Load files incrementally with COPY INTO

COPY INTO addresses a common ingestion challenge: loading files from cloud storage in a reliable, repeatable manner. Unlike CTAS, which runs once and creates a table, COPY INTO is designed for ongoing ingestion workflows where new files arrive regularly.

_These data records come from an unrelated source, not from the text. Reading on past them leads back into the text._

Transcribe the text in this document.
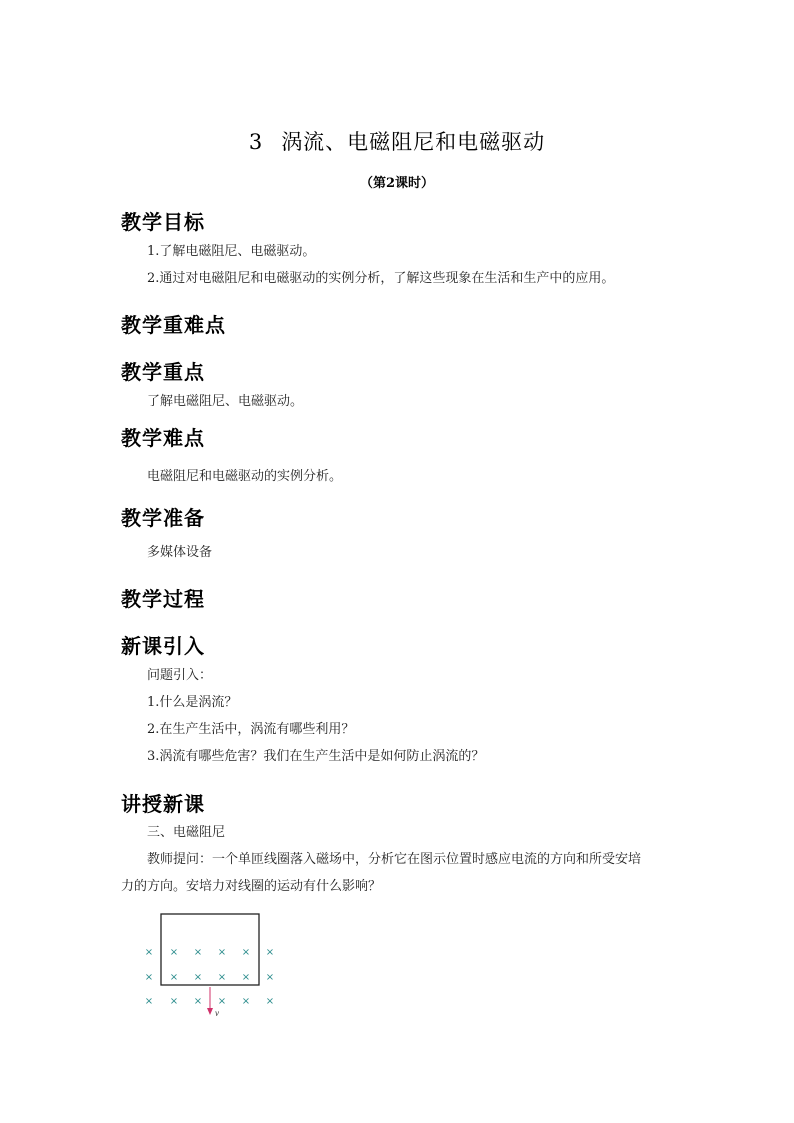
3 涡流、电磁阻尼和电磁驱动
（第2课时）
教学目标
1.了解电磁阻尼、电磁驱动。
2.通过对电磁阻尼和电磁驱动的实例分析，了解这些现象在生活和生产中的应用。
教学重难点
教学重点
了解电磁阻尼、电磁驱动。
教学难点
电磁阻尼和电磁驱动的实例分析。
教学准备
多媒体设备
教学过程
新课引入
问题引入：
1.什么是涡流？
2.在生产生活中，涡流有哪些利用？
3.涡流有哪些危害？我们在生产生活中是如何防止涡流的？
讲授新课
三、电磁阻尼
教师提问：一个单匝线圈落入磁场中，分析它在图示位置时感应电流的方向和所受安培
力的方向。安培力对线圈的运动有什么影响？
× × × × × ×
× × × × × ×
× × × × × ×
v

The command reads files from a specified location and appends them to an existing Delta table. Its key feature is idempotency—files that have already been loaded are automatically skipped, even across multiple executions:

COPY INTO catalog.schema.events
FROM '/Volumes/catalog/schema/volume/events/'
FILEFORMAT = JSON
FORMAT_OPTIONS ('multiline' = 'true');

Before running COPY INTO, the target table must already exist. Create it with the appropriate schema:

CREATE TABLE IF NOT EXISTS catalog.schema.events (
    event_id STRING,
    event_type STRING,
    event_timestamp TIMESTAMP,
    payload STRING
);

Configure file selection

When your source directory contains files with different naming patterns or you need to load specific files, use the PATTERN or FILES options:

-- Load only files matching a pattern
COPY INTO catalog.schema.orders
FROM '/Volumes/catalog/schema/volume/orders/'
FILEFORMAT = PARQUET
PATTERN = 'orders_2024*.parquet';

-- Load specific files by name
COPY INTO catalog.schema.orders
FROM '/Volumes/catalog/schema/volume/orders/'
FILEFORMAT = PARQUET
FILES = ('orders_001.parquet', 'orders_002.parquet');

Handle schema and data quality

COPY INTO provides options for handling schema changes and validating data before loading:

COPY INTO catalog.schema.sensor_data
FROM '/Volumes/catalog/schema/volume/sensors/'
FILEFORMAT = CSV
FORMAT_OPTIONS (
    'header' = 'true',
    'inferSchema' = 'true'
)
COPY_OPTIONS ('mergeSchema' = 'true');

The mergeSchema option allows the table schema to evolve as new columns appear in source files. For validating data without loading it, add the VALIDATE clause:

COPY INTO catalog.schema.sensor_data
FROM '/Volumes/catalog/schema/volume/sensors/'
FILEFORMAT = CSV
VALIDATE ALL;

This validation checks whether data can be parsed, matches the table schema, and satisfies nullability and check constraints.

Choose the right method

Each SQL ingestion method serves distinct purposes in your data engineering workflows:

Method Best for Behavior
CTAS Initial data loads, one-time migrations, creating tables from queries Creates a new table; fails if table exists
CREATE OR REPLACE Periodic full refreshes, replacing staging tables Replaces entire table; preserves permissions
COPY INTO Ongoing file ingestion, incremental loads Appends to existing table; skips loaded files

For file-based ingestion that requires automatic schema inference, file notifications, or exactly-once guarantees, consider using Auto Loader as a complementary approach. When your ingestion needs are straightforward and you prefer declarative SQL over procedural code, these three methods provide a complete toolkit for managing data flow into Unity Catalog.

Note

COPY INTO works well when ingesting files in the order of thousands over time. For sources that will grow to millions of files or more, Auto Loader (covered in the next unit) is the recommended approach—it discovers files more efficiently, supports richer schema evolution, and scales without the overhead of directory listing. Databricks also recommends streaming tables backed by Auto Loader as a scalable, long-term alternative for SQL-based file ingestion.